The top US telecom regulator on Thursday unveiled plans to subsidise high-speed Internet for low-income households, saying the service was essential for people trying to better themselves.
Federal Communications chairman Tom Wheeler proposed the plan to overhaul the “Lifeline” program which provides low-cost telephone service to include online access as well.
“Broadband access is essential to find a job – more than 80 percent of Fortune 500 job openings are online,” Wheeler said in a blog post.
“Americans need broadband to keep a job, as companies increasingly require basic digital literacy skills. We rely on broadband to manage and receive healthcare, and to help our children do their homework.”
But Wheeler said nearly 30 percent of Americans, mostly low-income households, still lack broadband access.
“While more than 95 percent of households with incomes over $150,000 have broadband, only 48 percent of those making less than $25,000 have the service at home,” he said.
“A world of broadband ‘haves’ and ‘have-nots’ is a world where none of us will have the opportunity to enjoy the full fruits of what broadband has to offer.”

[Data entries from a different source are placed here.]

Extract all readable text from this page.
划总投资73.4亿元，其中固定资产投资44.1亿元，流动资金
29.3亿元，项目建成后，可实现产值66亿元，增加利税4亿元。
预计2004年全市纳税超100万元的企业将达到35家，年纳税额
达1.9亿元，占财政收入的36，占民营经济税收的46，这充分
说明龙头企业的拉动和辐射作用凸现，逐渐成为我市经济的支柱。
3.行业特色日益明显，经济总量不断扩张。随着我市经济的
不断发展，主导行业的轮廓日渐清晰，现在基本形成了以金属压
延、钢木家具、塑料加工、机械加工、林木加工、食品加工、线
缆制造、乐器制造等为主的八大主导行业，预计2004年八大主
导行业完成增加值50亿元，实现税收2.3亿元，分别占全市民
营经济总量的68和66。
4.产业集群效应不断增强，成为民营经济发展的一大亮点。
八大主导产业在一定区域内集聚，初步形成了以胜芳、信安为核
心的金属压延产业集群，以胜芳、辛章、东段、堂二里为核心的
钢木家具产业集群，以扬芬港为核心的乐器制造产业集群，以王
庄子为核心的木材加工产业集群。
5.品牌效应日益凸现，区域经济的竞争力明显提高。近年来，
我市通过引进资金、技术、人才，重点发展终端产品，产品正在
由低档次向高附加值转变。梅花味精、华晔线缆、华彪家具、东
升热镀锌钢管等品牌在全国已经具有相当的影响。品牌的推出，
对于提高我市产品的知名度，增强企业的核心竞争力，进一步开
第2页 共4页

Wheeler said nearly half of low-income Americans have had to cancel or suspend smartphone services due to financial hardship.
The initiative is likely to face obstacles, especially from some lawmakers who have complained about the “Obamaphone” program, even though it dates back to 1985 and the Reagan administration.
Earlier this year, Senator David Vitter of Louisiana called Lifeline “one of the most corrupt federal programs in recent memory” and called for tougher efforts to curb fraud and abuse.
But Kristine DeBry of the advocacy group Public Knowledge welcomed the initiative, saying that “people increasingly depend on the Internet for access to jobs, education, news, services, communications, and everything else under the sun.”
She said the plan follows “a long, bipartisan tradition of ensuring that all Americans have access to basic communications services.